In the already polarised context of the copyright debate, where even explicit commitments to wide consultation can founder, the danger is that the CDSM is added to the list of copyright policies that are permanently contested and (often) ineffective. Consultations are often introduced to try and find a balance between intransigent positions on such issues, but too often, these exercises fail to bring stakeholders together to engage in discussion and can simply recreate, rather than overcome, divisions. In the case of the CDSM, without genuine dialogue between online service providers, rightsholders, creative producers and users, it is unlikely that a widely acceptable form of implementation will be found.

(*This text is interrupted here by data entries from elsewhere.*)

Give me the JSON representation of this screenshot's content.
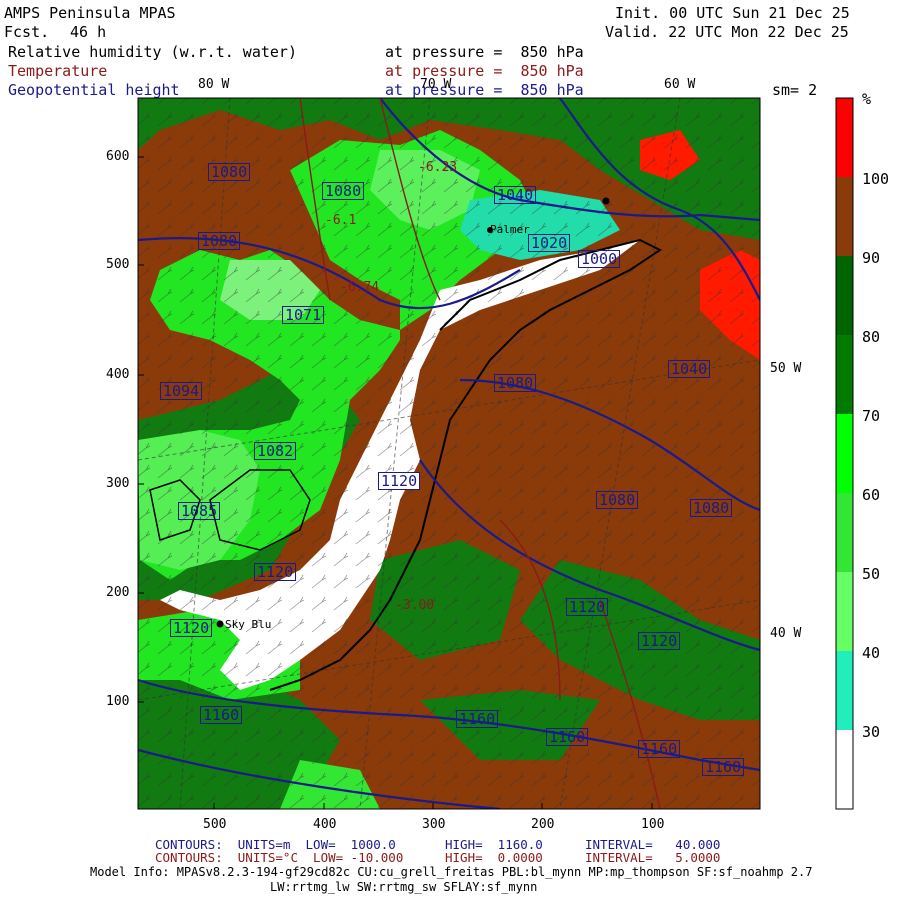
{
  "header": {
    "model": "AMPS Peninsula MPAS",
    "fcst_label": "Fcst.",
    "fcst_value": "46 h",
    "init": "Init. 00 UTC Sun 21 Dec 25",
    "valid": "Valid. 22 UTC Mon 22 Dec 25",
    "field1": "Relative humidity (w.r.t. water)",
    "field2": "Temperature",
    "field3": "Geopotential height",
    "pressure1": "at pressure =  850 hPa",
    "pressure2": "at pressure =  850 hPa",
    "pressure3": "at pressure =  850 hPa",
    "smoothing": "sm= 2"
  },
  "colorbar": {
    "unit": "%",
    "labels": [
      "100",
      "90",
      "80",
      "70",
      "60",
      "50",
      "40",
      "30"
    ],
    "colors": [
      "#ff0000",
      "#8b3a0a",
      "#006400",
      "#007a00",
      "#00ff00",
      "#33e633",
      "#66ff66",
      "#22eebb",
      "#ffffff"
    ]
  },
  "axes": {
    "y_ticks": [
      "600",
      "500",
      "400",
      "300",
      "200",
      "100"
    ],
    "x_ticks": [
      "500",
      "400",
      "300",
      "200",
      "100"
    ],
    "lon_labels": [
      "80 W",
      "70 W",
      "60 W",
      "50 W",
      "40 W"
    ]
  },
  "map_labels": {
    "place1": "Palmer",
    "place2": "Sky Blu",
    "height_labels": [
      "1080",
      "1080",
      "1080",
      "1040",
      "1020",
      "1000",
      "1071",
      "1094",
      "1082",
      "1085",
      "1120",
      "1120",
      "1080",
      "1040",
      "1080",
      "1080",
      "1120",
      "1120",
      "1160",
      "1160",
      "1160",
      "1160",
      "1160",
      "1120"
    ],
    "temp_labels": [
      "-6.23",
      "-6.1",
      "-6.74",
      "-3.00"
    ]
  },
  "footer": {
    "line1_a": "CONTOURS:  UNITS=m  LOW=  1000.0",
    "line1_b": "HIGH=  1160.0",
    "line1_c": "INTERVAL=   40.000",
    "line2_a": "CONTOURS:  UNITS=°C  LOW= -10.000",
    "line2_b": "HIGH=  0.0000",
    "line2_c": "INTERVAL=   5.0000",
    "model_info": "Model Info: MPASv8.2.3-194-gf29cd82c CU:cu_grell_freitas PBL:bl_mynn MP:mp_thompson SF:sf_noahmp 2.7",
    "model_info2": "LW:rrtmg_lw SW:rrtmg_sw SFLAY:sf_mynn"
  }
}
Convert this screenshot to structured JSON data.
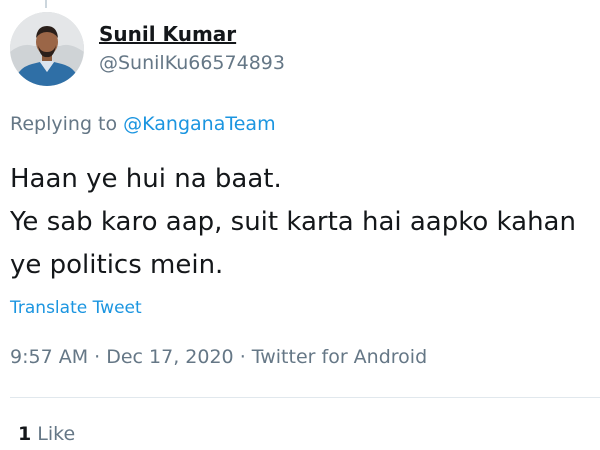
{
  "author": {
    "display_name": "Sunil Kumar",
    "handle": "@SunilKu66574893"
  },
  "reply": {
    "prefix": "Replying to ",
    "mention": "@KanganaTeam"
  },
  "tweet": {
    "lines": [
      "Haan ye hui na baat.",
      "Ye sab karo aap, suit karta hai aapko kahan",
      "ye politics mein."
    ]
  },
  "translate_label": "Translate Tweet",
  "meta": {
    "time": "9:57 AM",
    "date": "Dec 17, 2020",
    "separator": " · ",
    "source": "Twitter for Android"
  },
  "stats": {
    "like_count": "1",
    "like_label": "Like"
  },
  "colors": {
    "link": "#1b95e0",
    "muted": "#657786",
    "text": "#14171a",
    "divider": "#e1e8ed"
  }
}
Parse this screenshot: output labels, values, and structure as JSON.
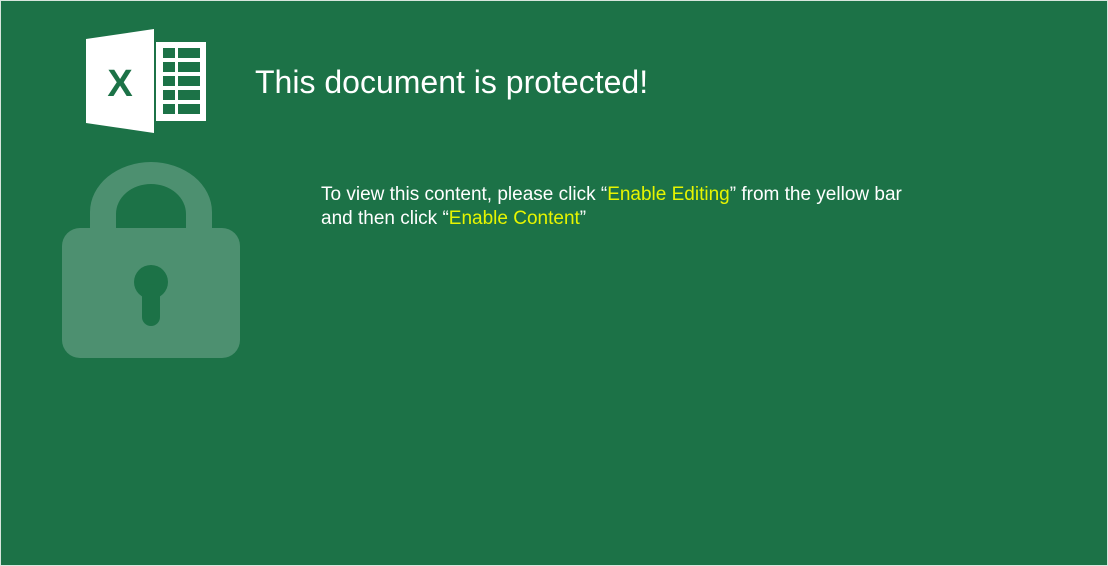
{
  "title": "This document is protected!",
  "message": {
    "line1_prefix": "To view this content, please click “",
    "line1_highlight": "Enable Editing",
    "line1_suffix": "” from the yellow bar",
    "line2_prefix": "and then click “",
    "line2_highlight": "Enable Content",
    "line2_suffix": "”"
  },
  "icons": {
    "logo": "excel-logo-icon",
    "lock": "lock-icon"
  },
  "colors": {
    "background": "#1c7247",
    "highlight": "#e6f500"
  },
  "logo_letter": "X"
}
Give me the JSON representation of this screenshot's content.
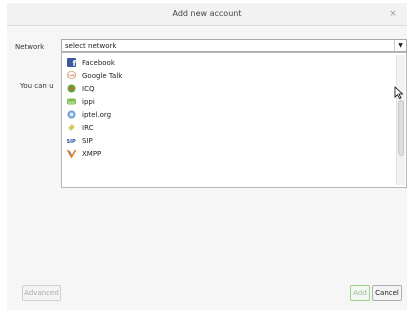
{
  "window": {
    "title": "Add new account",
    "close_glyph": "×"
  },
  "form": {
    "network_label": "Network",
    "network_selected": "select network",
    "hint_text": "You can u"
  },
  "dropdown": {
    "items": [
      {
        "label": "Facebook",
        "icon": "facebook-icon"
      },
      {
        "label": "Google Talk",
        "icon": "google-talk-icon"
      },
      {
        "label": "ICQ",
        "icon": "icq-icon"
      },
      {
        "label": "ippi",
        "icon": "ippi-icon"
      },
      {
        "label": "iptel.org",
        "icon": "iptel-icon"
      },
      {
        "label": "IRC",
        "icon": "irc-icon"
      },
      {
        "label": "SIP",
        "icon": "sip-icon"
      },
      {
        "label": "XMPP",
        "icon": "xmpp-icon"
      }
    ]
  },
  "buttons": {
    "advanced": "Advanced",
    "add": "Add",
    "cancel": "Cancel"
  },
  "colors": {
    "add_border": "#9cd08a",
    "facebook": "#3b5998",
    "icq": "#5fa641"
  }
}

Our recent project, Improving Deliberation, Improving Copyright, engaged precisely with this dilemma: how can copyright consultation processes become more effective, so that the prospects for more legitimate policymaking are increased? 34 stakeholders from a wide range of sectors engaged with copyright, and 10 members of the public, worked with us to generate a new framework for copyright consultations that they felt would improve both process and outcomes. While their experience was largely focused on the UK, the framework produced is generic, grounded in a stakeholder-centric, systemic understanding of the consultation process. We believe it has lessons for member states trying to ensure their policymaking process adequately engages with all interests and stakeholders.
The project identified two purposes and four principles for consultation design and evaluation. The epistemic purpose is to develop knowledge that will improve policy, while the democratic purpose is to enable stakeholders to contribute to policy and improve the accountability of policy decisions. All consultations should reflect one or both of these purposes; in the context of copyright, where stakeholders are already suspicious of excessive influence by powerful lobbies, a purely symbolic consultation is unacceptable.
The principles are: being inclusive (ensuring equal access and participatory parity among all relevant stakeholders); well-informed (based on robust, wide-ranging evidence and mutual understanding among stakeholders); equitable (demonstrating equal influence and equal treatment of stakeholder inputs, as well as a readiness to compromise); and accountable (delivering transparency in key areas, and providing adequate justification of processes, decisions and outcomes). Using these principles as benchmarks for practice can overcome current issues with consultations, including the tendency to place greater weight on some (usually industry-oriented) stakeholders and their evidence over other contributions; to view social and cultural outcomes of copyright policy as secondary to economic ones; and the opacity as well as lack of accountability for decision-making and outcomes.
The practical measures to realise these principles were many and varied, from mapping and monitoring stakeholder input to identify gaps in responses and using creative methods to reach stakeholders that are difficult to engage, to structuring opportunities for dialogue between different stakeholder groups and introducing tools and techniques that emphasise the need for balance and compromise (e.g. voting mechanisms, or sliding scales to illustrate trade-offs). Not all methods used in a consultation will achieve each principle equally, but if the overall mix of activities addresses each to the fullest possible extent, we suggest the possibility of both more legitimate consultation processes on difficult issues like the CDSM, and of better policy outcomes, will increase.